A apuração sobre o papel das direções partidárias ganhou força após declarações do presidente nacional do PL, Valdemar Costa Neto, sobre a participação política de dirigentes nas discussões envolvendo emendas. A partir disso, Dino determinou que os partidos com representação no Congresso Nacional explicassem ao Supremo se seus presidentes possuíam cotas próprias, poder de indicação ou algum mecanismo de controle sobre a destinação dos recursos. Em manifestação anterior, o PL afirmou que seu presidente pode participar de interlocuções e apresentar sugestões políticas, mas negou a existência de cota própria ou poder formal de decisão sobre as emendas.

De acordo com as informações encaminhadas à Corte, predominou entre as legendas a posição de que os presidentes partidários não possuem cotas de emendas nem competência formal para determinar onde o dinheiro será aplicado. A indicação, conforme as manifestações apresentadas, permanece como atribuição dos parlamentares legitimados pelas regras orçamentárias. A decisão de Dino determina ainda que Câmara dos Deputados e Senado deem ciência imediata da determinação aos setores técnicos, assessorias, servidores e demais responsáveis pelo processamento das emendas.
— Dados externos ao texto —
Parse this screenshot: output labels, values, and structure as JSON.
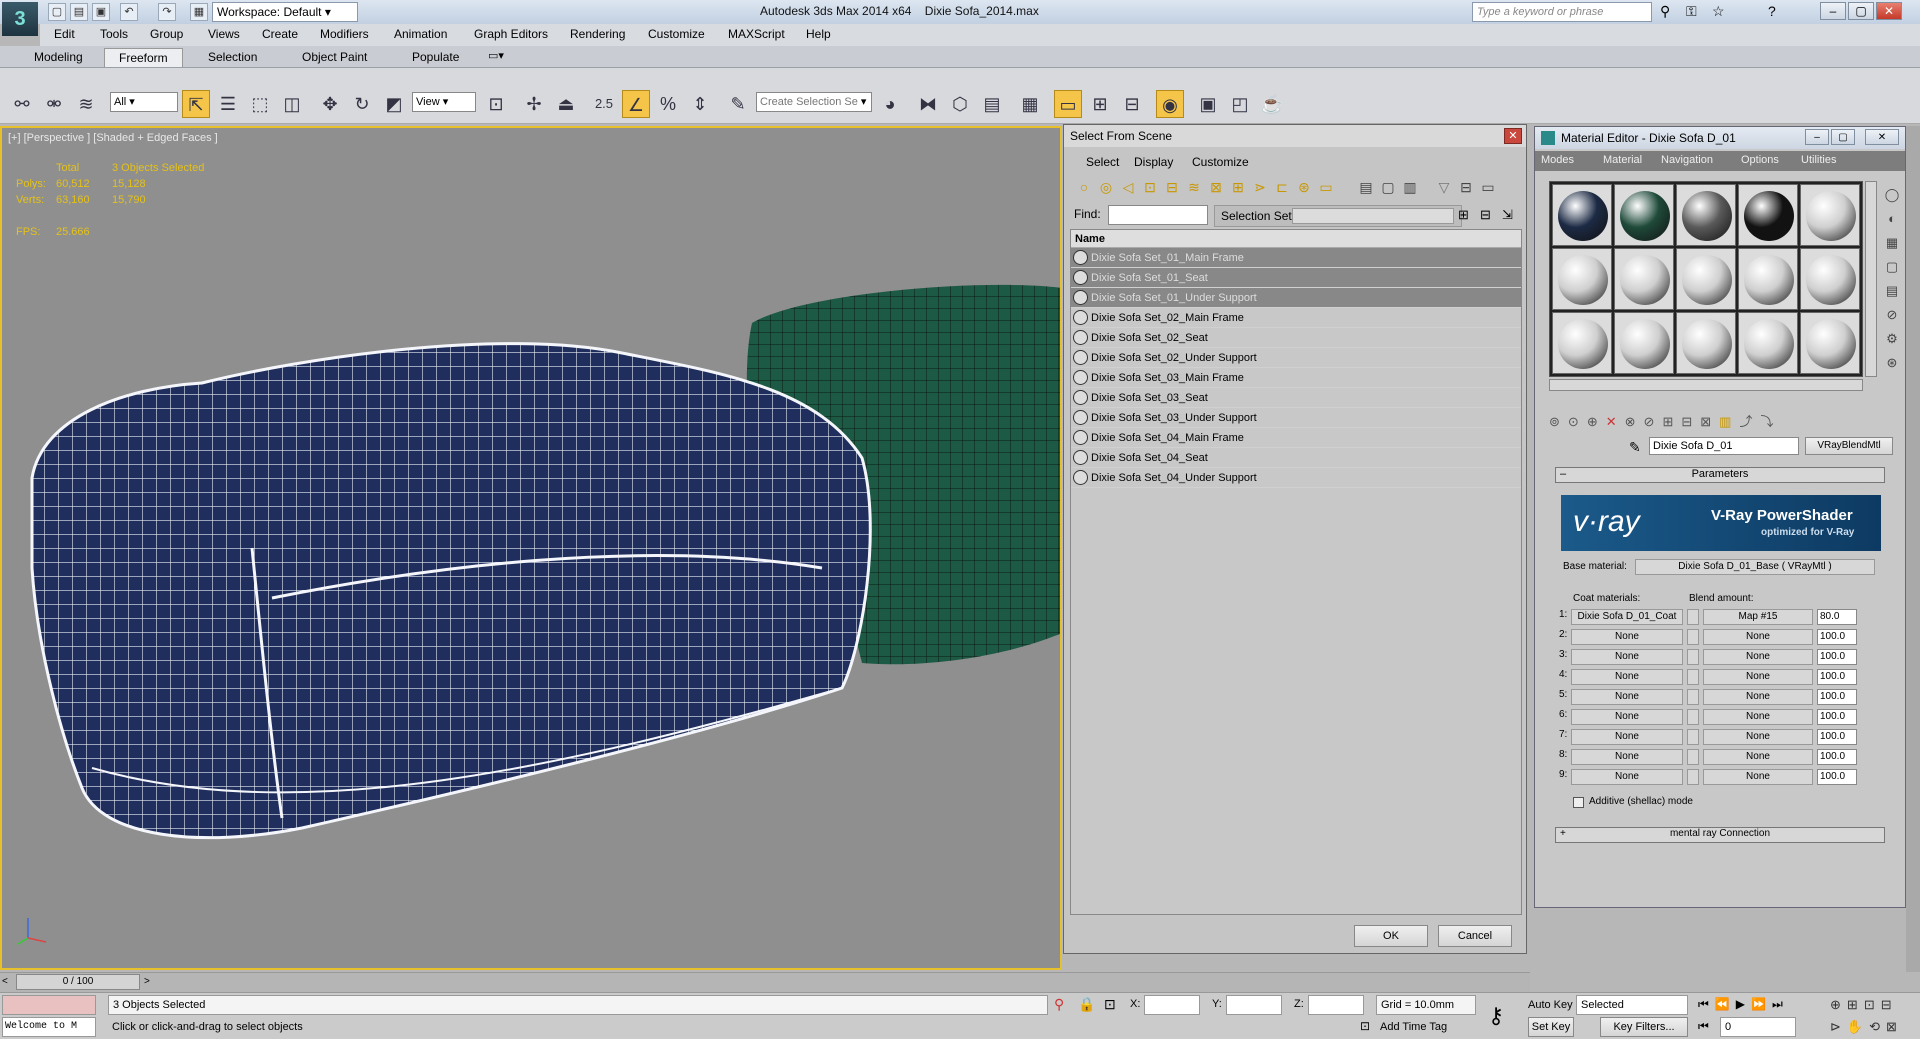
{
  "titlebar": {
    "workspace": "Workspace: Default",
    "app_title": "Autodesk 3ds Max  2014 x64",
    "file_name": "Dixie Sofa_2014.max",
    "search_placeholder": "Type a keyword or phrase"
  },
  "menubar": [
    "Edit",
    "Tools",
    "Group",
    "Views",
    "Create",
    "Modifiers",
    "Animation",
    "Graph Editors",
    "Rendering",
    "Customize",
    "MAXScript",
    "Help"
  ],
  "ribbon_tabs": [
    "Modeling",
    "Freeform",
    "Selection",
    "Object Paint",
    "Populate"
  ],
  "toolbar": {
    "filter_value": "All",
    "view_value": "View",
    "num_label": "2.5",
    "create_selection_set": "Create Selection Se"
  },
  "viewport": {
    "label": "[+] [Perspective ] [Shaded + Edged Faces ]",
    "stats": {
      "total_label": "Total",
      "selected_label": "3 Objects Selected",
      "polys_label": "Polys:",
      "polys_total": "60,512",
      "polys_sel": "15,128",
      "verts_label": "Verts:",
      "verts_total": "63,160",
      "verts_sel": "15,790",
      "fps_label": "FPS:",
      "fps_value": "25.666"
    }
  },
  "select_from_scene": {
    "title": "Select From Scene",
    "tabs": [
      "Select",
      "Display",
      "Customize"
    ],
    "find_label": "Find:",
    "selection_set_label": "Selection Set:",
    "column_name": "Name",
    "rows": [
      {
        "name": "Dixie Sofa Set_01_Main Frame",
        "selected": true
      },
      {
        "name": "Dixie Sofa Set_01_Seat",
        "selected": true
      },
      {
        "name": "Dixie Sofa Set_01_Under Support",
        "selected": true
      },
      {
        "name": "Dixie Sofa Set_02_Main Frame",
        "selected": false
      },
      {
        "name": "Dixie Sofa Set_02_Seat",
        "selected": false
      },
      {
        "name": "Dixie Sofa Set_02_Under Support",
        "selected": false
      },
      {
        "name": "Dixie Sofa Set_03_Main Frame",
        "selected": false
      },
      {
        "name": "Dixie Sofa Set_03_Seat",
        "selected": false
      },
      {
        "name": "Dixie Sofa Set_03_Under Support",
        "selected": false
      },
      {
        "name": "Dixie Sofa Set_04_Main Frame",
        "selected": false
      },
      {
        "name": "Dixie Sofa Set_04_Seat",
        "selected": false
      },
      {
        "name": "Dixie Sofa Set_04_Under Support",
        "selected": false
      }
    ],
    "ok": "OK",
    "cancel": "Cancel"
  },
  "material_editor": {
    "title": "Material Editor - Dixie Sofa D_01",
    "menus": [
      "Modes",
      "Material",
      "Navigation",
      "Options",
      "Utilities"
    ],
    "material_name": "Dixie Sofa D_01",
    "material_type": "VRayBlendMtl",
    "rollout_parameters": "Parameters",
    "vray_logo": "v·ray",
    "vray_title": "V-Ray PowerShader",
    "vray_sub": "optimized for V-Ray",
    "base_label": "Base material:",
    "base_value": "Dixie Sofa D_01_Base  ( VRayMtl )",
    "coat_label": "Coat materials:",
    "blend_label": "Blend amount:",
    "coats": [
      {
        "idx": "1:",
        "mat": "Dixie Sofa D_01_Coat",
        "map": "Map #15",
        "val": "80.0"
      },
      {
        "idx": "2:",
        "mat": "None",
        "map": "None",
        "val": "100.0"
      },
      {
        "idx": "3:",
        "mat": "None",
        "map": "None",
        "val": "100.0"
      },
      {
        "idx": "4:",
        "mat": "None",
        "map": "None",
        "val": "100.0"
      },
      {
        "idx": "5:",
        "mat": "None",
        "map": "None",
        "val": "100.0"
      },
      {
        "idx": "6:",
        "mat": "None",
        "map": "None",
        "val": "100.0"
      },
      {
        "idx": "7:",
        "mat": "None",
        "map": "None",
        "val": "100.0"
      },
      {
        "idx": "8:",
        "mat": "None",
        "map": "None",
        "val": "100.0"
      },
      {
        "idx": "9:",
        "mat": "None",
        "map": "None",
        "val": "100.0"
      }
    ],
    "additive_label": "Additive (shellac) mode",
    "rollout_mental": "mental ray Connection",
    "slot_colors": [
      "#1c2a44",
      "#1f4a3a",
      "#5a5a5a",
      "#121212",
      "#cfcfcf",
      "#cfcfcf",
      "#cfcfcf",
      "#cfcfcf",
      "#cfcfcf",
      "#cfcfcf",
      "#cfcfcf",
      "#cfcfcf",
      "#cfcfcf",
      "#cfcfcf",
      "#cfcfcf"
    ]
  },
  "timeline": {
    "frame": "0 / 100"
  },
  "status": {
    "selected": "3 Objects Selected",
    "prompt": "Click or click-and-drag to select objects",
    "maxscript": "Welcome to M",
    "x_label": "X:",
    "y_label": "Y:",
    "z_label": "Z:",
    "grid": "Grid = 10.0mm",
    "add_time_tag": "Add Time Tag",
    "auto_key": "Auto Key",
    "set_key": "Set Key",
    "key_mode": "Selected",
    "key_filters": "Key Filters...",
    "frame_value": "0"
  },
  "colors": {
    "sofa_blue": "#1f2e5c",
    "sofa_green": "#1d5a45",
    "viewport_bg": "#8f8f8f",
    "active_border": "#e6c12c",
    "stat_yellow": "#e4c11a"
  }
}
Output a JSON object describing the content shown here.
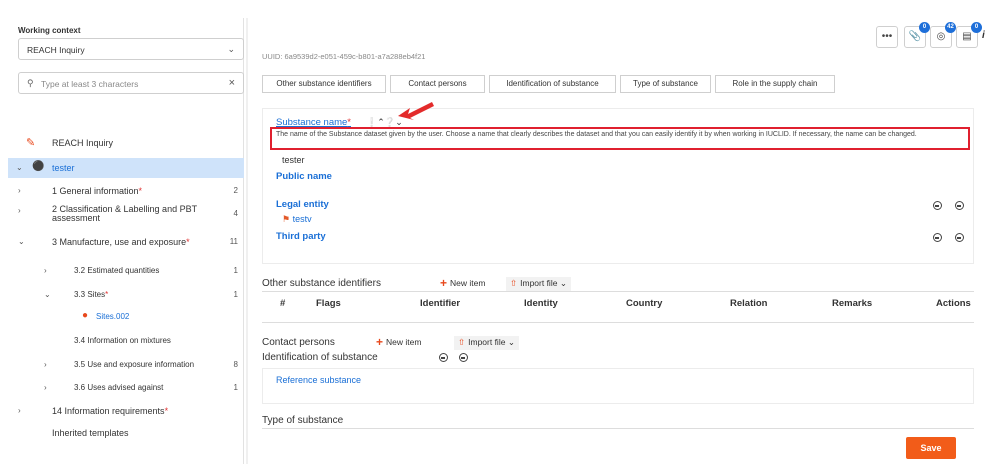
{
  "sidebar": {
    "context_label": "Working context",
    "context_value": "REACH Inquiry",
    "search_placeholder": "Type at least 3 characters",
    "root_item": "REACH Inquiry",
    "dataset_item": "tester",
    "items": [
      {
        "label": "1 General information",
        "required": true,
        "count": "2"
      },
      {
        "label": "2 Classification & Labelling and PBT",
        "label2": "assessment",
        "required": false,
        "count": "4"
      },
      {
        "label": "3 Manufacture, use and exposure",
        "required": true,
        "count": "11"
      },
      {
        "label": "3.2 Estimated quantities",
        "required": false,
        "count": "1"
      },
      {
        "label": "3.3 Sites",
        "required": true,
        "count": "1"
      },
      {
        "label": "Sites.002",
        "required": false,
        "count": ""
      },
      {
        "label": "3.4 Information on mixtures",
        "required": false,
        "count": ""
      },
      {
        "label": "3.5 Use and exposure information",
        "required": false,
        "count": "8"
      },
      {
        "label": "3.6 Uses advised against",
        "required": false,
        "count": "1"
      },
      {
        "label": "14 Information requirements",
        "required": true,
        "count": ""
      },
      {
        "label": "Inherited templates",
        "required": false,
        "count": ""
      }
    ]
  },
  "toolbar": {
    "more_label": "•••",
    "badges": [
      "0",
      "42",
      "0"
    ]
  },
  "main": {
    "uuid": "UUID: 6a9539d2-e051-459c-b801-a7a288eb4f21",
    "tabs": [
      "Other substance identifiers",
      "Contact persons",
      "Identification of substance",
      "Type of substance",
      "Role in the supply chain"
    ],
    "substance_name_label": "Substance name",
    "tooltip": "The name of the Substance dataset given by the user. Choose a name that clearly describes the dataset and that you can easily identify it by when working in IUCLID. If necessary, the name can be changed.",
    "substance_name_value": "tester",
    "public_name_label": "Public name",
    "legal_entity_label": "Legal entity",
    "legal_entity_value": "testv",
    "third_party_label": "Third party",
    "other_ids_title": "Other substance identifiers",
    "new_item_label": "New item",
    "import_file_label": "Import file",
    "table_headers": [
      "#",
      "Flags",
      "Identifier",
      "Identity",
      "Country",
      "Relation",
      "Remarks",
      "Actions"
    ],
    "contact_persons_title": "Contact persons",
    "identification_title": "Identification of substance",
    "reference_substance_label": "Reference substance",
    "type_of_substance_title": "Type of substance",
    "save_label": "Save"
  }
}
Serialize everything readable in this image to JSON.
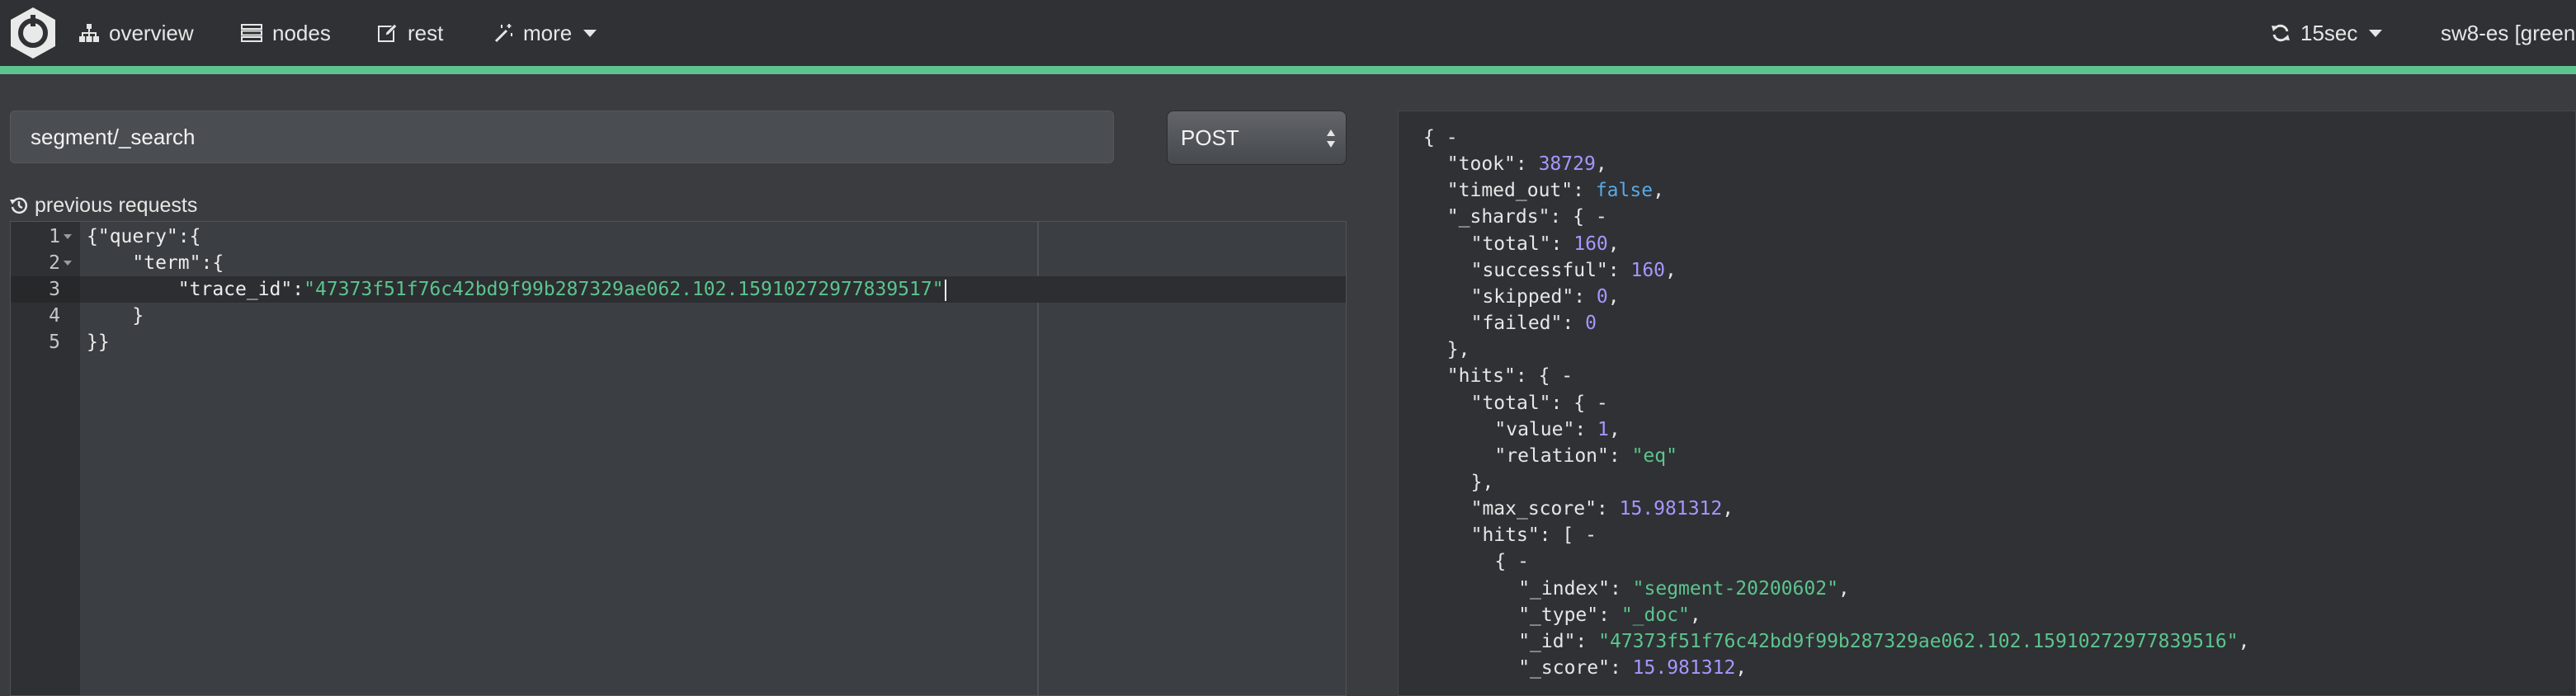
{
  "navbar": {
    "overview_label": "overview",
    "nodes_label": "nodes",
    "rest_label": "rest",
    "more_label": "more",
    "refresh_label": "15sec",
    "cluster_label": "sw8-es [green"
  },
  "colors": {
    "navbar_bg": "#2f3134",
    "progress": "#5cc48e",
    "string": "#5cc48e",
    "number": "#a995ff",
    "boolean": "#5aa8e6"
  },
  "icons": {
    "logo": "cerebro-hexagon-logo",
    "overview": "sitemap-icon",
    "nodes": "server-list-icon",
    "rest": "edit-icon",
    "more": "magic-wand-icon",
    "refresh": "refresh-icon",
    "history": "history-icon"
  },
  "request": {
    "endpoint": "segment/_search",
    "method": "POST",
    "method_options": [
      "POST"
    ],
    "previous_requests_label": "previous requests"
  },
  "editor": {
    "lines": [
      {
        "n": "1",
        "indent": "",
        "text": "{\"query\":{"
      },
      {
        "n": "2",
        "indent": "    ",
        "text": "\"term\":{"
      },
      {
        "n": "3",
        "indent": "        ",
        "key": "\"trace_id\":",
        "value": "\"47373f51f76c42bd9f99b287329ae062.102.15910272977839517\""
      },
      {
        "n": "4",
        "indent": "    ",
        "text": "}"
      },
      {
        "n": "5",
        "indent": "",
        "text": "}}"
      }
    ]
  },
  "response": {
    "lines": [
      {
        "i": 0,
        "k": "",
        "v": "{ -",
        "t": "p"
      },
      {
        "i": 1,
        "k": "\"took\": ",
        "v": "38729",
        "t": "n",
        "c": ","
      },
      {
        "i": 1,
        "k": "\"timed_out\": ",
        "v": "false",
        "t": "b",
        "c": ","
      },
      {
        "i": 1,
        "k": "\"_shards\": ",
        "v": "{ -",
        "t": "p"
      },
      {
        "i": 2,
        "k": "\"total\": ",
        "v": "160",
        "t": "n",
        "c": ","
      },
      {
        "i": 2,
        "k": "\"successful\": ",
        "v": "160",
        "t": "n",
        "c": ","
      },
      {
        "i": 2,
        "k": "\"skipped\": ",
        "v": "0",
        "t": "n",
        "c": ","
      },
      {
        "i": 2,
        "k": "\"failed\": ",
        "v": "0",
        "t": "n"
      },
      {
        "i": 1,
        "k": "",
        "v": "},",
        "t": "p"
      },
      {
        "i": 1,
        "k": "\"hits\": ",
        "v": "{ -",
        "t": "p"
      },
      {
        "i": 2,
        "k": "\"total\": ",
        "v": "{ -",
        "t": "p"
      },
      {
        "i": 3,
        "k": "\"value\": ",
        "v": "1",
        "t": "n",
        "c": ","
      },
      {
        "i": 3,
        "k": "\"relation\": ",
        "v": "\"eq\"",
        "t": "s"
      },
      {
        "i": 2,
        "k": "",
        "v": "},",
        "t": "p"
      },
      {
        "i": 2,
        "k": "\"max_score\": ",
        "v": "15.981312",
        "t": "n",
        "c": ","
      },
      {
        "i": 2,
        "k": "\"hits\": ",
        "v": "[ -",
        "t": "p"
      },
      {
        "i": 3,
        "k": "",
        "v": "{ -",
        "t": "p"
      },
      {
        "i": 4,
        "k": "\"_index\": ",
        "v": "\"segment-20200602\"",
        "t": "s",
        "c": ","
      },
      {
        "i": 4,
        "k": "\"_type\": ",
        "v": "\"_doc\"",
        "t": "s",
        "c": ","
      },
      {
        "i": 4,
        "k": "\"_id\": ",
        "v": "\"47373f51f76c42bd9f99b287329ae062.102.15910272977839516\"",
        "t": "s",
        "c": ","
      },
      {
        "i": 4,
        "k": "\"_score\": ",
        "v": "15.981312",
        "t": "n",
        "c": ","
      }
    ]
  }
}
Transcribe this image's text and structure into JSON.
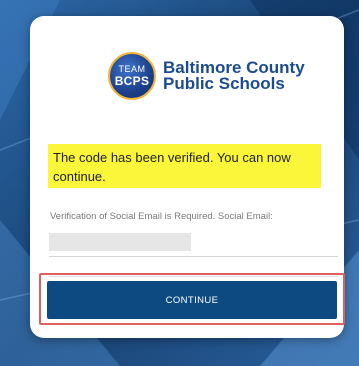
{
  "logo": {
    "badge_line1": "TEAM",
    "badge_line2": "BCPS",
    "brand_line1": "Baltimore County",
    "brand_line2": "Public Schools"
  },
  "message": {
    "verified": "The code has been verified. You can now continue."
  },
  "verification": {
    "label": "Verification of Social Email is Required. Social Email:"
  },
  "actions": {
    "continue_label": "CONTINUE"
  },
  "colors": {
    "background": "#1f4e86",
    "primary_button": "#0e4a82",
    "highlight": "#fbf63a",
    "brand": "#1d4b91",
    "focus_ring": "#e06060"
  }
}
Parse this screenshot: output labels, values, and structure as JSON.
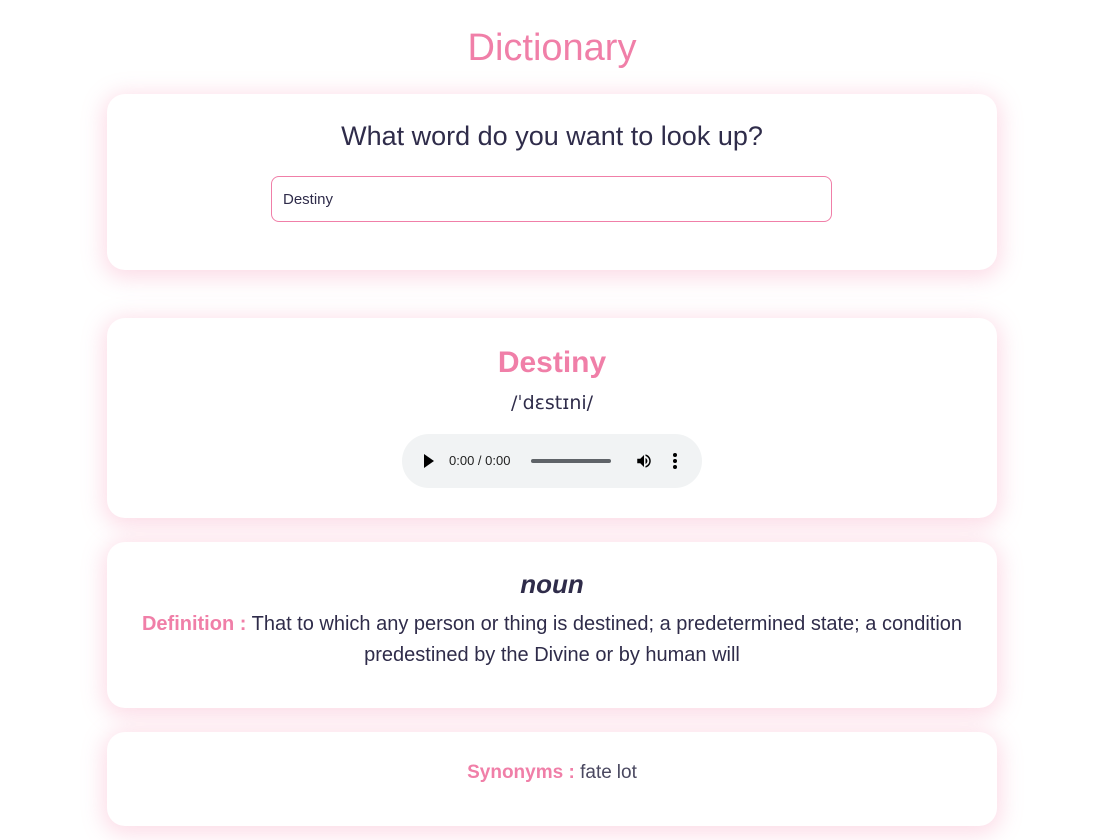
{
  "header": {
    "title": "Dictionary"
  },
  "search": {
    "heading": "What word do you want to look up?",
    "value": "Destiny",
    "placeholder": ""
  },
  "word": {
    "title": "Destiny",
    "phonetic": "/ˈdɛstɪni/"
  },
  "audio": {
    "time": "0:00 / 0:00",
    "play_icon": "play-icon",
    "volume_icon": "volume-icon",
    "menu_icon": "more-vert-icon"
  },
  "meanings": [
    {
      "part_of_speech": "noun",
      "definition_label": "Definition :",
      "definition": "That to which any person or thing is destined; a predetermined state; a condition predestined by the Divine or by human will"
    }
  ],
  "synonyms": {
    "label": "Synonyms :",
    "items": [
      "fate",
      "lot"
    ]
  },
  "colors": {
    "accent": "#f07fa8",
    "text": "#2f2c4a",
    "audio_bg": "#f1f3f4"
  }
}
O ministro também determinou que as respostas apresentadas pelos partidos sejam encaminhadas à Polícia Federal, para que possam subsidiar investigações relacionadas à indicação e execução de emendas parlamentares. O envio dos documentos, entretanto, não representa conclusão do STF de que as legendas ou seus dirigentes tenham cometido irregularidades ou crimes. As informações poderão ser confrontadas com elementos existentes nas investigações, cabendo às autoridades responsáveis apurar eventual responsabilidade individual caso sejam encontradas evidências de condutas ilegais.

Podemos e Solidariedade, que não apresentaram as informações dentro do prazo inicial, deverão ser novamente notificados. Dino estabeleceu prazo improrrogável de cinco dias úteis para as manifestações e determinou a intimação pessoal dos presidentes das duas siglas. Segundo a decisão, eventual descumprimento poderá resultar em multa diária de R$ 100 mil. A determinação também prevê apuração de responsabilidade caso agentes públicos desrespeitem a ordem e utilizem indicações consideradas juridicamente inválidas para fundamentar a liberação de recursos.